I've been neglecting the blog this week! A new
Darkest Desire chapter should be out within the next few days, but until then I'm going to spend some time talking about alternate endings.
In my experience, 90% of the time alternate endings are weird. I do not like them in traditional storytelling, and I feel like the majority of stories that incorporate more than one ending do so inappropriately. Alternate endings do have their place, but they require a very specific type of story in order to pull it off. I'll be mentioning video games again here, because recently the gaming medium has been the only one to tackle alternate endings in a widespread manner (to varying degrees of success).
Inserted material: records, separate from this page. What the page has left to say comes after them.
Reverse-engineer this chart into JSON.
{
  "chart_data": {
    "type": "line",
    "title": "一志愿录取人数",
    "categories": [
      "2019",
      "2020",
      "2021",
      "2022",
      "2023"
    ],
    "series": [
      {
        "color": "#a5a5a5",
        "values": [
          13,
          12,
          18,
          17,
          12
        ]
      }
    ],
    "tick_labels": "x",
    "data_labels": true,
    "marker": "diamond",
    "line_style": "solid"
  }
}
I'm going to be bold and outright say that no traditional story should ever be given an alternate ending. Yeah, you can argue that they're an interesting side feature to see on a blu-ray, much like deleted scenes — but that's all they are. An interesting extra. When you have movies like
28 Days Later that screened with the alternate ending being played after the first one, it creates a jarring lack of closure for the audience. The fact that the directors preferred this alternate ending to the one in the final cut (and only changed it because it tested badly with audiences) further muddies the water. I have no problem with people changing the endings to their stories pre-release for whatever reason, but I feel as though offering two very different conclusions side by side undermines the integrity of a story, and damages the product as a whole. It becomes hard to discuss a story critically when you have to view the entire thing in the context of not one, but two (or more) separate conclusions. Ultimately, it's confusing.
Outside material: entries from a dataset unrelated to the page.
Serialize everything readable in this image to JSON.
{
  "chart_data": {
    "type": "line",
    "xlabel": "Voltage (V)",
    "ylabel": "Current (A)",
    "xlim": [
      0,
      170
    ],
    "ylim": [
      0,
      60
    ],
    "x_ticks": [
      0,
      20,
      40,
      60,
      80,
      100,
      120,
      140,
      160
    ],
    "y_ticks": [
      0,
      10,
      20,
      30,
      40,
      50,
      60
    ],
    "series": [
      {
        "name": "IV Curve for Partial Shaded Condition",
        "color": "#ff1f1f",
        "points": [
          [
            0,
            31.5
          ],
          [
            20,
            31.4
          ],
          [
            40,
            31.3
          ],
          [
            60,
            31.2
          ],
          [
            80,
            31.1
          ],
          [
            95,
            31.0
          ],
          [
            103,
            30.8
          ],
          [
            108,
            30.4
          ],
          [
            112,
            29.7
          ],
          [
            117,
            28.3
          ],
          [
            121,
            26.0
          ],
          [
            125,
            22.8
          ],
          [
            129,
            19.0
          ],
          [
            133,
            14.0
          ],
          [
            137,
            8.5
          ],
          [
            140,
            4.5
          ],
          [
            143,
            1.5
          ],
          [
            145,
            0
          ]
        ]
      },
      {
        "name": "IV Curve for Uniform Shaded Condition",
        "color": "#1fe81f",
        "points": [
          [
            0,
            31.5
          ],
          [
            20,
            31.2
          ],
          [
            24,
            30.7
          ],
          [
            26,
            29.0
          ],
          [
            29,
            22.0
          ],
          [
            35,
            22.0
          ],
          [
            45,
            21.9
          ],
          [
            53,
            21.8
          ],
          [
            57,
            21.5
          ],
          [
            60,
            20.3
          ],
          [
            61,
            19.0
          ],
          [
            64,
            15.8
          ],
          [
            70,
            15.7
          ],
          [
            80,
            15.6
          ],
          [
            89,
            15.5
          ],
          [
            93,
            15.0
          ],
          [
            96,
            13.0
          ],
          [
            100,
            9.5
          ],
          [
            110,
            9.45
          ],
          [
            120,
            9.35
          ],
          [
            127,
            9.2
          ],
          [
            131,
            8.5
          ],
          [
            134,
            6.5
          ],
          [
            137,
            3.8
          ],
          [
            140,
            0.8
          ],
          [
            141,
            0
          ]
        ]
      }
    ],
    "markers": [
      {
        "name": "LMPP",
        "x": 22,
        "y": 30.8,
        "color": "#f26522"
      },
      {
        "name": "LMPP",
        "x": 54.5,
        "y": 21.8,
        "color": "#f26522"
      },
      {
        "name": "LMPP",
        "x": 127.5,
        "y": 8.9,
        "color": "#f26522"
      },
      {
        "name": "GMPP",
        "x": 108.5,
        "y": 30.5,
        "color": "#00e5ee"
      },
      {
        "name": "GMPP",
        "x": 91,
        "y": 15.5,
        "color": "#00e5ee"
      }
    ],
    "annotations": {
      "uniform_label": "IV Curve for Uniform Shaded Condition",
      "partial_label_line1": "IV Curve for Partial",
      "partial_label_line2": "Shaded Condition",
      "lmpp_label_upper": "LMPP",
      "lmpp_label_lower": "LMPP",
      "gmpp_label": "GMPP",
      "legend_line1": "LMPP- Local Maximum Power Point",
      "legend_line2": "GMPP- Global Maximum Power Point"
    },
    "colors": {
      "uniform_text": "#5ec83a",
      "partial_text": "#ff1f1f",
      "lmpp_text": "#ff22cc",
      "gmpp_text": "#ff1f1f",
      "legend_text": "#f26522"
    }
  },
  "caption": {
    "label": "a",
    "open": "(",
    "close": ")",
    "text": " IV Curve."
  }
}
Now that isn't to say that viewing the same material through different filters can't be very interesting and provocative — but it all depends on the type of story you're trying to tell. As I mentioned, traditional storytelling relies on a single, conclusive, wrap-everything-up-and-give-us-closure type of ending. So what's an example of a good alternate ending? The recent Deus Ex game,
Human Revolution offers the player a choice of no less than four different endings. Surely that's even
more awful and convoluted, right?
Well, no. Because from the start,
Human Revolution is set up as a commentary on the theoretical (for now) issue of
transhumanism becoming a central part of society. Throughout the game the player is presented with a series of moral viewpoints that explore different sides of the issue, and the entire storyline is deliberately ambiguous on which one of these viewpoints might be considered the "right" one. As a result, any conclusion that favoured one perspective over the others would undermine the entire debate the game intended to provoke. It feeds the player information about the issue throughout the entire storyline, and at the end presents us with the question: "What do you think? What conclusions have you reached after all of this?"
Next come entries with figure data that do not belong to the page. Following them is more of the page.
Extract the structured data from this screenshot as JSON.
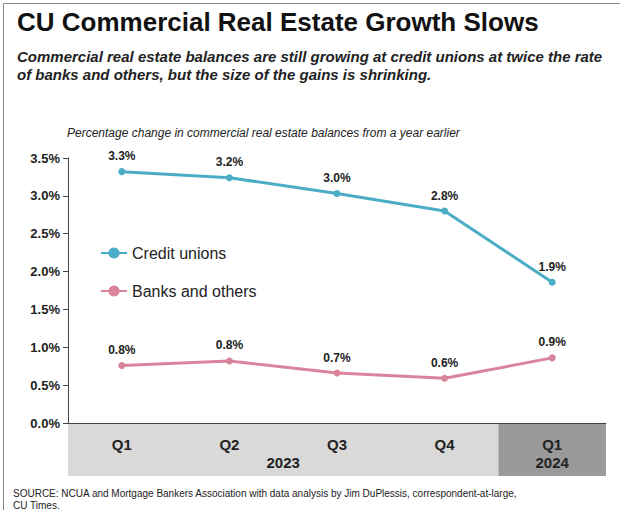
{
  "chart_data": {
    "type": "line",
    "title": "CU Commercial Real Estate Growth Slows",
    "subtitle": "Commercial real estate balances are still growing at credit unions at twice the rate of banks and others, but the size of the gains is shrinking.",
    "y_label": "Percentage change in commercial real estate balances from a year earlier",
    "source": "SOURCE: NCUA and Mortgage Bankers Association with data analysis by Jim DuPlessis, correspondent-at-large, CU Times.",
    "categories": [
      "Q1",
      "Q2",
      "Q3",
      "Q4",
      "Q1"
    ],
    "category_groups": [
      "2023",
      "2023",
      "2023",
      "2023",
      "2024"
    ],
    "series": [
      {
        "name": "Credit unions",
        "color": "#4bacc6",
        "marker": "circle",
        "line_style": "solid",
        "values": [
          3.32,
          3.24,
          3.03,
          2.8,
          1.86
        ],
        "value_labels": [
          "3.3%",
          "3.2%",
          "3.0%",
          "2.8%",
          "1.9%"
        ]
      },
      {
        "name": "Banks and others",
        "color": "#d9849b",
        "marker": "circle",
        "line_style": "solid",
        "values": [
          0.76,
          0.82,
          0.66,
          0.59,
          0.86
        ],
        "value_labels": [
          "0.8%",
          "0.8%",
          "0.7%",
          "0.6%",
          "0.9%"
        ]
      }
    ],
    "ylim": [
      0,
      3.5
    ],
    "yticks": [
      {
        "value": 0,
        "label": "0.0%"
      },
      {
        "value": 0.5,
        "label": "0.5%"
      },
      {
        "value": 1,
        "label": "1.0%"
      },
      {
        "value": 1.5,
        "label": "1.5%"
      },
      {
        "value": 2,
        "label": "2.0%"
      },
      {
        "value": 2.5,
        "label": "2.5%"
      },
      {
        "value": 3,
        "label": "3.0%"
      },
      {
        "value": 3.5,
        "label": "3.5%"
      }
    ],
    "grid": false,
    "legend": "upper left",
    "data_labels": true
  }
}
As a result, each ending provides a different monologue that concludes the protagonist's story with him reaching a decision (or not, as one option allows) about his stance on transhumanism. Without alternate endings, the story could never have provided as satisfying a conclusion on the subject without becoming biased in a viewpoint that the player might not agree with.
Unfortunately though,
Human Revolution is the exception, not the rule. A lot of games handle alternate endings awfully (at least from a story perspective), often concluding in a "bad ending" if the player hasn't jumped through the requisite hoops to see the "good" or "true" ending along the way. On a game design level this ties into things like replayability, but story-wise it often ruins the conclusion to a narrative by purposefully giving the player an unsatisfying ending to their experience. It's even worse when story elements are deliberately left unresolved in these "bad" endings. That's straight up crippling your storytelling on purpose.
So, while I do think alternate endings have their place in a certain kind of narrative (namely, an ambiguous one), they really add nothing to a traditional narrative. In fact, I'd argue that they damage it by feeding the audience conflicting information.
And let's not even get into
going back to change your ending post-release because people didn't like it.